Abstract

Study aim: This single-centre study aimed to compare graft and patient outcomes between Donation after Brain Death (DBD) and Donation after Cardiac Death (DCD) renal transplant recipients. Methods: We retrospectively collected data on recipients who received a single kidney transplant from a deceased donor between 1/1/10 and 30/4/13. Primary endpoints were recipient survival, graft survival and graft function. Secondary endpoints were delayed graft function, length of post-transplant hospital admission and relevant transplant kidney biopsy findings. Results: There were 39 DCD and 91 DBD kidney recipients in total. There were no differences in recipient and graft survival. Graft function was comparable between the two groups within two months post-transplantation. 84.6% of DCD kidney recipients compared to 31.9% of DBD kidney recipients experienced delayed graft function (p < 0.001). DCD kidney recipients had a longer length of admission (median 9 v 7 days, p < 0.001) and 89.7% underwent a transplant biopsy before 31 days post-transplantation in comparison to only 48.3% of DBD kidney recipients (p < 0.001). There were no differences in rates of biopsy-defined acute rejection identified before 3 months or interstitial fibrosis / tubular atrophy at 12 months post-transplantation. Conclusion: This is the first Australian study to compare DCD and DBD kidney transplant outcomes.
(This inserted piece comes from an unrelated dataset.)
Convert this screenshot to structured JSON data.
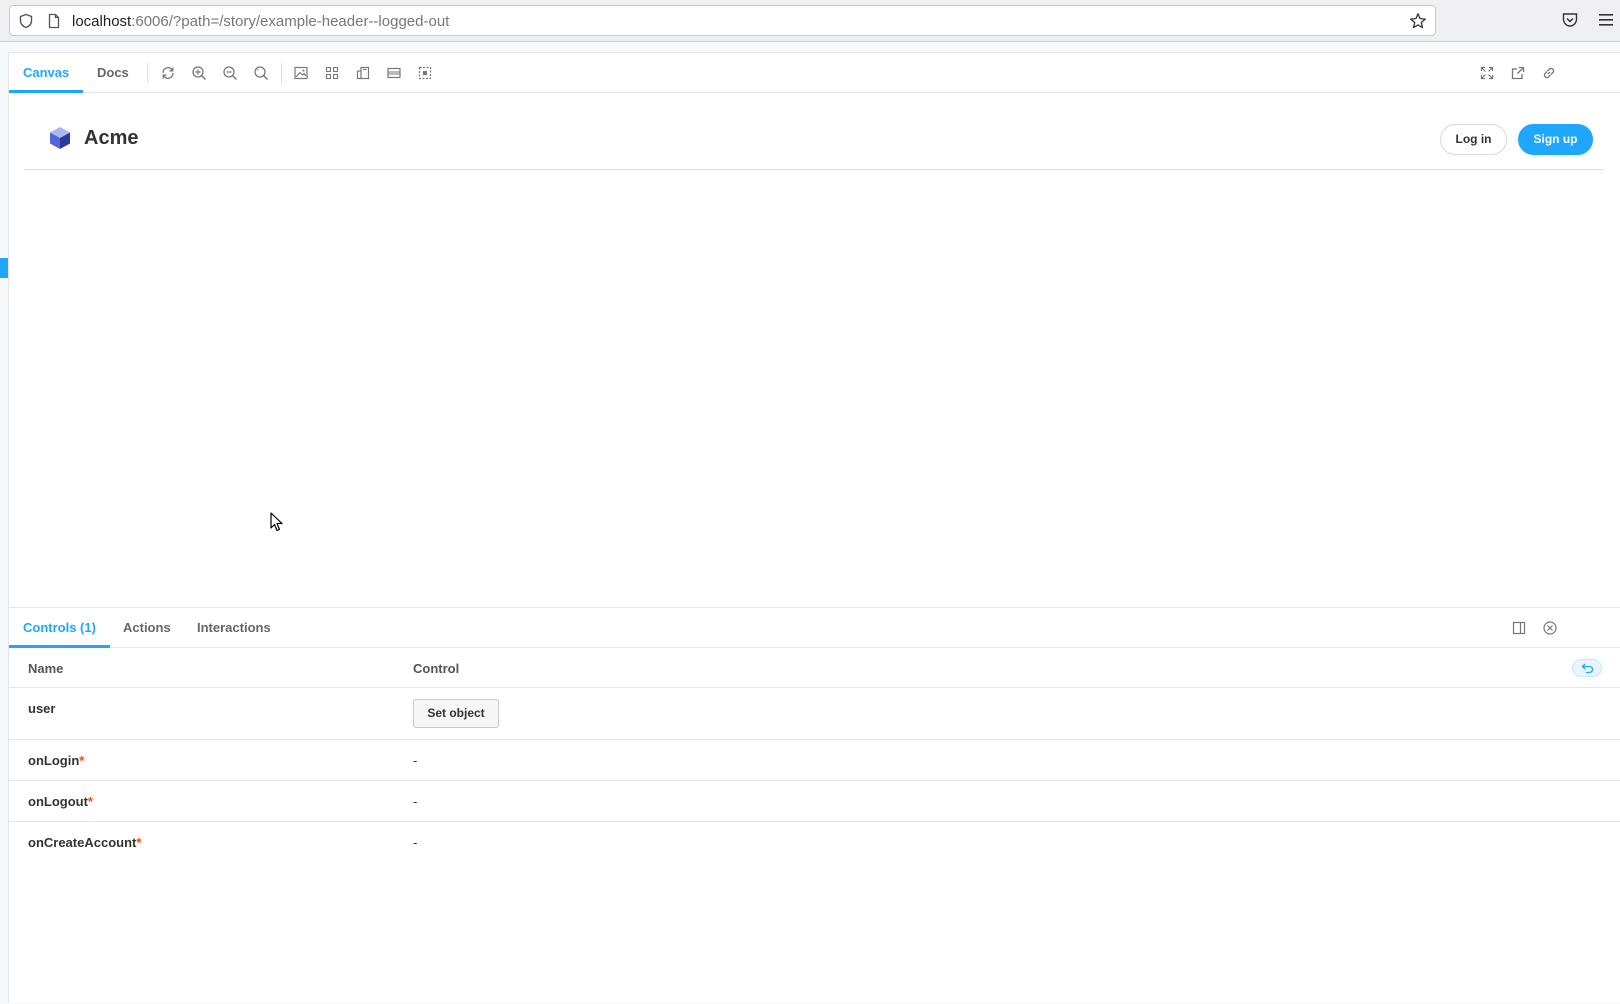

We found that although DCD kidneys experienced a significantly higher rate of delayed graft function, they quickly achieved a similar level of function to DBD kidneys and have the same medium-term graft survival and similar longer-term biopsy findings. Although longer-term data is required, these results suggest that DCD kidneys are a worthwhile group of organs and should continue to be utilised in Australia.